Shares in Next Plc (LON:NXT) jumped 7% higher today as the clothing and homewares retailer raised its annual profit forecast after delivering a unexpected increase in full price sales over the Christmas period.
The FTSE 100 listed reported a 1.5% rise in total full price sales between November 1 and December 24, most of the fourth quarter, as the colder weather saw more customers stock up on winter clothes.
READ: Next sees raft of target hikes after upbeat results, but majority stay below current share price
The company had previously guided towards a 0.3% decline for the fourth quarter after third quarter growth of 1.3%. Analysts had expected a 0.5% fall in Christmas sales.
Retail sales fell 6.1% during festive season but this was offset by a 13.6% increase in online sales.
Next upgraded its central pre-tax profit guidance for the year to January 2018 to £725mln from a previous estimate of £717mln. It said stock for its end-of-season sale was down 6% on last year with clearance rates in line with expectations.
"Christmas trading is clearly better than many may have feared, helped by cold weather...," said Liberum analyst Adam Tomlinson.
The analyst added that the improving trend in full price sales growth and a reduction in stock for the end-of-season sale give him "confidence that the marginally upgraded profit guidance should be achieved", dependent on the performance of January sales.
Next expects headwinds facing UK retailers to ease
However, Next warned that many of the challenges it faced last year look set to continue in 2018.

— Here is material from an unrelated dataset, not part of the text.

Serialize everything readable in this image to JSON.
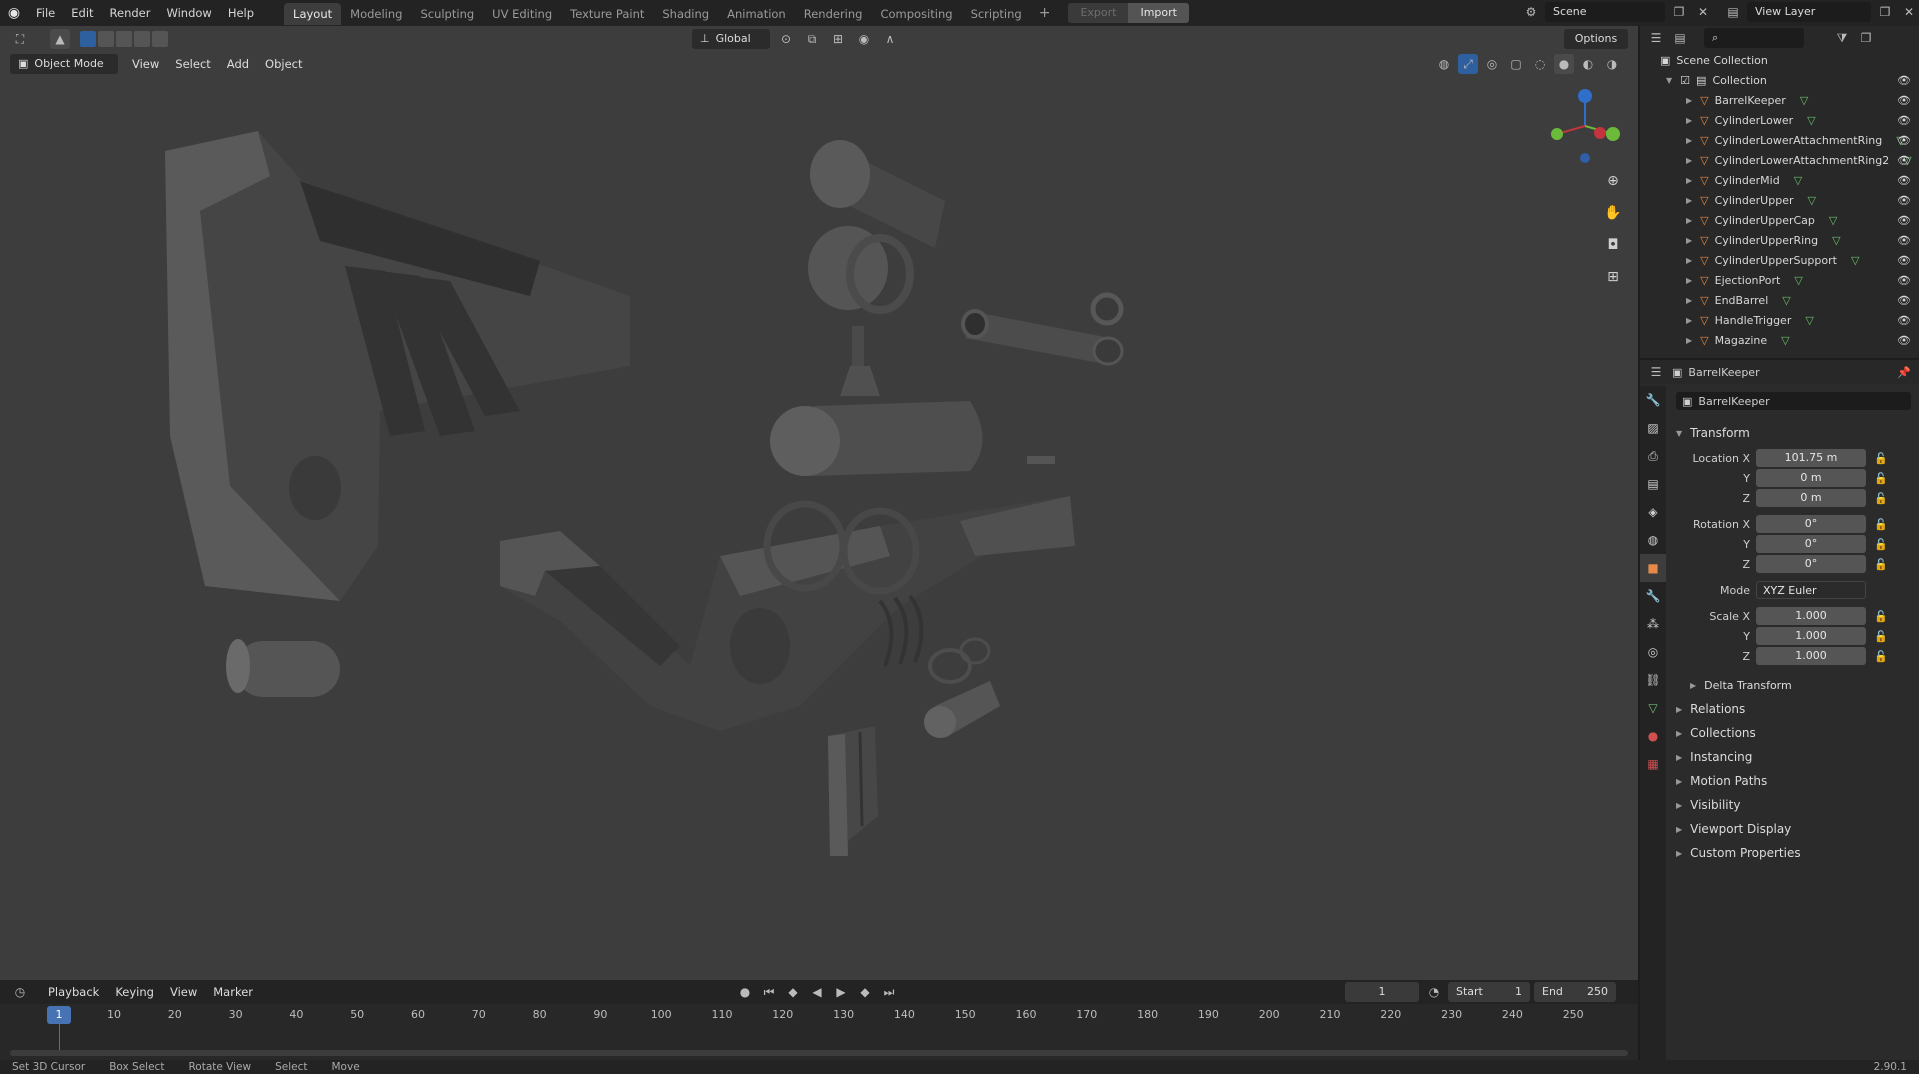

“Subdued consumer demand driven by a decline in real income, the increase in experiential spending at the expense of clothing, and inflation in our cost prices remain challenges for 2018,” it said.
“However, we believe that some of these headwinds will ease as we move through the year; we already know that cost price inflation will reduce to 2% in the first half and believe it will disappear in the second half."
Next to return surplus cash to shareholders next year
The company expects full price sales for the year to January 2019 of between a 2% decline and a 4% increase. The mid-point of 1% growth would represent a pick-up on this year’s expected rise of 0.3% and is projected to lead to profit of about £705mln, down on the estimate for fiscal year 2018.
Guidance for 2019 profit is expected to generate about £300mln of surplus cash, which Next intends to return to shareholders via share buybacks.
"The decision to use the expected £300mln of surplus cash generated next year to fund share buybacks rather than special dividends implies management believe the shares represent good value at the moment," said George Salmon, equity analyst at Hargreaves Lansdown.
In late afternoon trading, Next shares were up 7% at 4,815p, just easing back from a session high of 4,947p.